The U.S. Department of Agriculture has selected Boehringer Ingelheim to continue supplying antigen for a vaccine bank that protects U.S. livestock from a potential outbreak of foot-and-mouth disease (FMD), a highly contagious viral disease that affects cattle, pigs, sheep, goats and other animals with divided hooves.

Boehringer Ingelheim will build on work it has done since receiving a contract in 2020 to supply the National Animal Vaccine and Veterinary Countermeasures Bank.

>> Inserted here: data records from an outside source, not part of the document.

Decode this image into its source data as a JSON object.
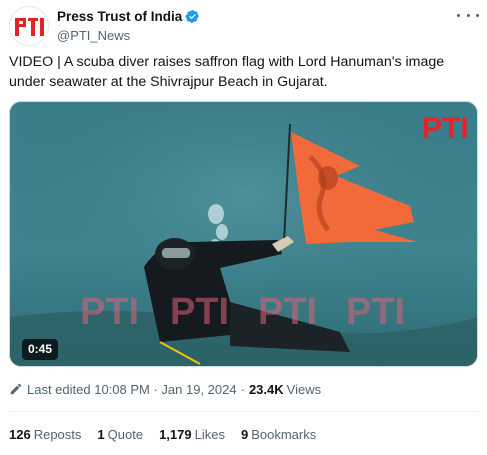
{
  "author": {
    "name": "Press Trust of India",
    "handle": "@PTI_News",
    "verified_color": "#1d9bf0"
  },
  "tweet": {
    "text": "VIDEO | A scuba diver raises saffron flag with Lord Hanuman's image under seawater at the Shivrajpur Beach in Gujarat."
  },
  "media": {
    "duration": "0:45",
    "watermark": "PTI",
    "water_color": "#3b7a88",
    "flag_color": "#f26a3a"
  },
  "meta": {
    "edited": "Last edited 10:08 PM · Jan 19, 2024",
    "separator": "·",
    "views_count": "23.4K",
    "views_label": "Views"
  },
  "stats": {
    "reposts_count": "126",
    "reposts_label": "Reposts",
    "quotes_count": "1",
    "quotes_label": "Quote",
    "likes_count": "1,179",
    "likes_label": "Likes",
    "bookmarks_count": "9",
    "bookmarks_label": "Bookmarks"
  }
}
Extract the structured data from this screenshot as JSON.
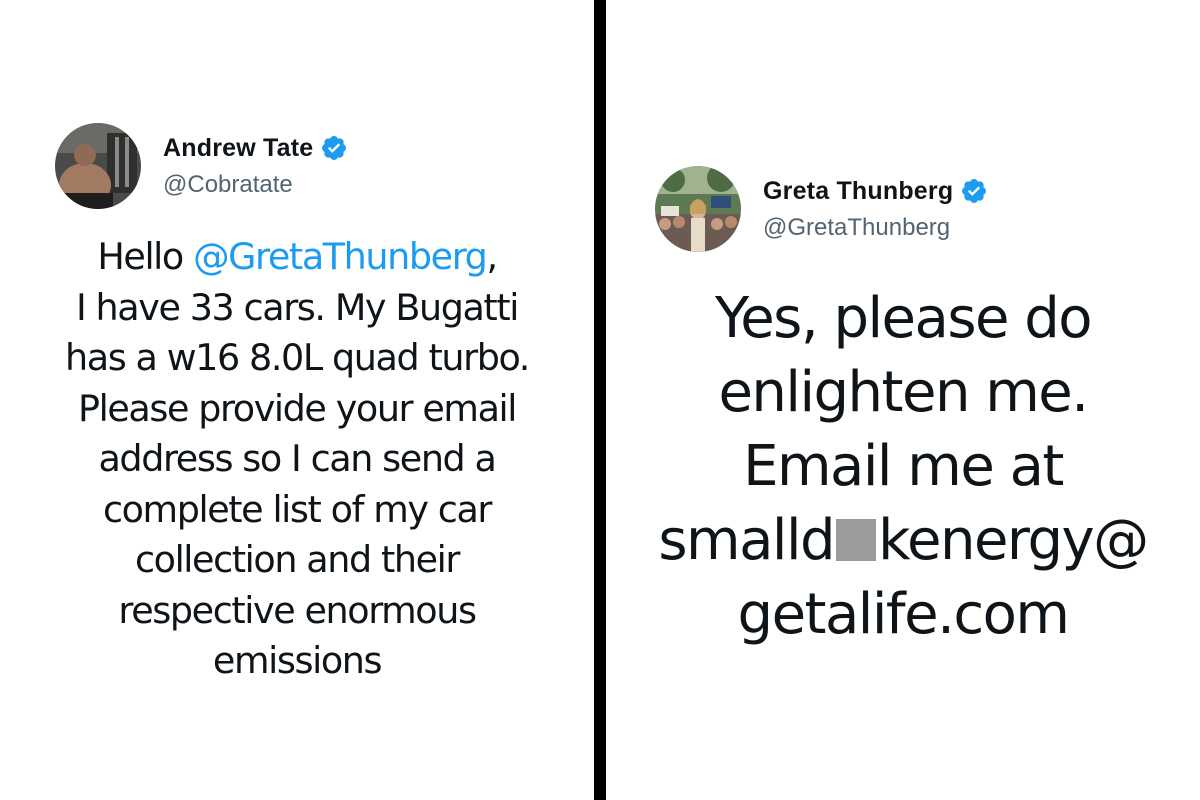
{
  "left_tweet": {
    "author": {
      "display_name": "Andrew Tate",
      "handle": "@Cobratate",
      "verified_icon": "verified-badge-icon",
      "avatar_icon": "profile-photo"
    },
    "body": {
      "greeting": "Hello ",
      "mention": "@GretaThunberg",
      "greeting_punct": ",",
      "lines": [
        "I have 33 cars. My Bugatti",
        "has a w16 8.0L quad turbo.",
        "Please provide your email",
        "address so I can send a",
        "complete list of my car",
        "collection and their",
        "respective enormous",
        "emissions"
      ]
    }
  },
  "right_tweet": {
    "author": {
      "display_name": "Greta Thunberg",
      "handle": "@GretaThunberg",
      "verified_icon": "verified-badge-icon",
      "avatar_icon": "profile-photo"
    },
    "body": {
      "lines": [
        "Yes, please do",
        "enlighten me.",
        "Email me at"
      ],
      "email_part1": "smalld",
      "email_part2": "kenergy@",
      "email_domain": "getalife.com"
    }
  },
  "colors": {
    "mention": "#1d9bf0",
    "verified": "#1d9bf0",
    "handle": "#536471",
    "text": "#0f1419",
    "divider": "#000000",
    "redaction": "#9b9b9b"
  }
}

Since receiving that contract, Boehringer Ingelheim has been supplying doses of foot-and-mouth disease vaccine antigen concentrate to the bank, a strategic reserve of frozen vaccine antigen concentrate that Boehringer Ingelheim could quickly formulate into finished vaccine in the event of a disease outbreak.

The company said it could supply those doses in a hurry to U.S. livestock producers in the event of an outbreak of foot-and-mouth disease.

“As a company dedicated to the well-being of animals and people, we are honored to help protect U.S. livestock from an outbreak that would have devastating consequences,” said Steve Boren, vice president of the Boehringer Ingelheim U.S. livestock business.

An industry leader in fighting FMD

Boehringer Ingelheim is a global leader in fighting FMD, with over 70 years of expertise. It has the world's largest vaccine portfolio against multiple FMD serotypes and strains that circulate in parts of the Middle East, Asia, Africa and South America.

The company also has the expertise to formulate new vaccines to combat novel or emerging strains.

Boehringer Ingelheim is the world leader in the storage and management of FMD vaccine banks, maintaining about 17 FMD banks for various countries and organizations.

Foot-and-mouth disease does not affect people, but an outbreak would disrupt the food supply and cause billions of dollars in damage and losses to the agricultural industry and the U.S. economy.

Outbreaks in the UK in 2001 and South Korea in 2010-2011 caused billions of dollars in losses.

An effective insurance policy

The last outbreak of FMD in the United States happened in 1929, but veterinarians, livestock producers and industry groups have long warned about the possibility that globalization and international travel could bring the disease into the U.S. from parts of the world where it continues to affect animals.

Acting on those concerns, the U.S. Congress set aside money in the 2018 Farm Bill to create an animal vaccine bank, with an emphasis on FMD vaccine.

The National Animal Vaccine and Veterinary Countermeasures Bank lets the U.S. stockpile material for veterinary vaccines and other materials to use in the event of an outbreak of a high-impact foreign animal disease. Boehringer Ingelheim also is supplying vaccine antigen concentrate to the North American Foot and Mouth Disease Vaccine Bank, which is composed of the U.S. and Canada.

The USDA announced recently that it would purchase additional FMD vaccine for the National Animal Vaccine and Veterinary Countermeasures Bank and the North American Foot and Mouth Disease Vaccine Bank “as an effective insurance policy in the extremely rare chance of an outbreak of certain high consequence foreign animal diseases, like foot-and-mouth disease” in the United States.